I saw brotherhood on Fox News, where 24/7 reporters used their perch as a clearing-house for search-and-rescue missions and communication between the stranded and those in position to save. In contrast, the Old-line networks continued with their usual foolish, brain-numbing programming. Those who always preach “compassion” chose profit over people.

The New York Times has utterly failed America. Its columnists could have used their talents and word skills to inspire and unite a nation. Columnists such as Frank Rich and Paul Krugman, however, revealed their true colors by evading their once-in-a-lifetime chance to help and instead chose to divide, condemn, and fuel the fires and poison the waters of Louisiana. In them, I saw no Brotherhood. The newspaper always preaching “compassion” verifies Shakespeare’s “They protest too much.”

Similar elitists here in the Northeast and on the West coast have over the years expressed their view of the South as “unsophisticated” and Texans as “cowboys.”  Well, the South has come through, especially Houston and other parts of Texas, whereas, as I write this on Labor Day, the limousine moralizers are lying on east and west coast beaches thinking they’re doing their part by reading Times’ editorials and calling George Bush “racist.”
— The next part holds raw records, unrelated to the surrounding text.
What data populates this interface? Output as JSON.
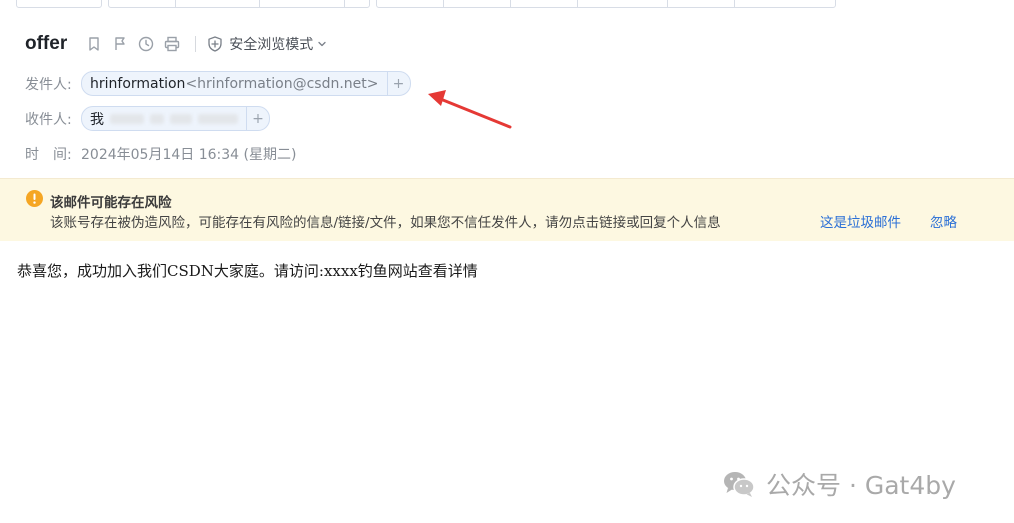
{
  "email": {
    "subject": "offer",
    "safe_mode_label": "安全浏览模式",
    "from_label": "发件人:",
    "from_name": "hrinformation",
    "from_address": "<hrinformation@csdn.net>",
    "to_label": "收件人:",
    "to_name": "我",
    "add_symbol": "+",
    "time_label": "时　间:",
    "time_value": "2024年05月14日 16:34 (星期二)"
  },
  "warning": {
    "title": "该邮件可能存在风险",
    "description": "该账号存在被伪造风险，可能存在有风险的信息/链接/文件，如果您不信任发件人，请勿点击链接或回复个人信息",
    "spam_link": "这是垃圾邮件",
    "ignore_link": "忽略"
  },
  "body_text": "恭喜您，成功加入我们CSDN大家庭。请访问:xxxx钓鱼网站查看详情",
  "watermark": {
    "text": "公众号 · Gat4by"
  },
  "colors": {
    "warning_bg": "#fdf8e1",
    "warning_icon": "#f5a623",
    "link": "#2a6fd6",
    "arrow": "#e53935"
  }
}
How sanctimonious life becomes when proving you are not a racist depends not on living in a truly integrated neighborhood, but by simply calling others racist.

Like so often in history, facts trump platitudes. Reality reigns. Those who always preach brotherhood, thus far have acted devoid of it. Those who for decades have been accused by elitists of not having compassion are the ones living it. They are: the churches, the military, and the sons and daughters of the South.

 

 

1 comment:

Anonymous said...

Yes, there were people helping people of all races. Black men in military garb carrying white elderly, for example. White men hugging multiple black children carrying them trying to keep the family together. Black women helping that group of 16 men from the group home. Yet, some of my own friends made racist comments right here in suburban Illinois about only black people looting and that it was the black people doing the shooting. I won't waste time refuting those claims, as it will just make me angry to have to. But racism and sexism and a host of stereotypes lurk beneath the veneer of every living being. Especially against Hispanics in my neck of the suburban and landscape industry woods. And yes, the 'people who have the microphone' do exagerate it and it is a shame that they use personal tragedy to further their claims, but these extreme fighters of racism push the laws and challenge thinking and in the long run, make it better even if they make mistakes. For each of us, the challenge is to NOT DENY our own stereotypes but look them head on and admit they are there and try very very hard to make sure the stereotypes in our heads do not ever ever translate to actions or words that will harm someone. Denying the stereotypes we harbor means they can sneak into our behaviours unbeknownst to us. Watching ourselves for them and becomeing aware of them means we can work on them, and even I, as near perfect as I am, have found some that I harbor. It is more work to do this than to deny, but worth it.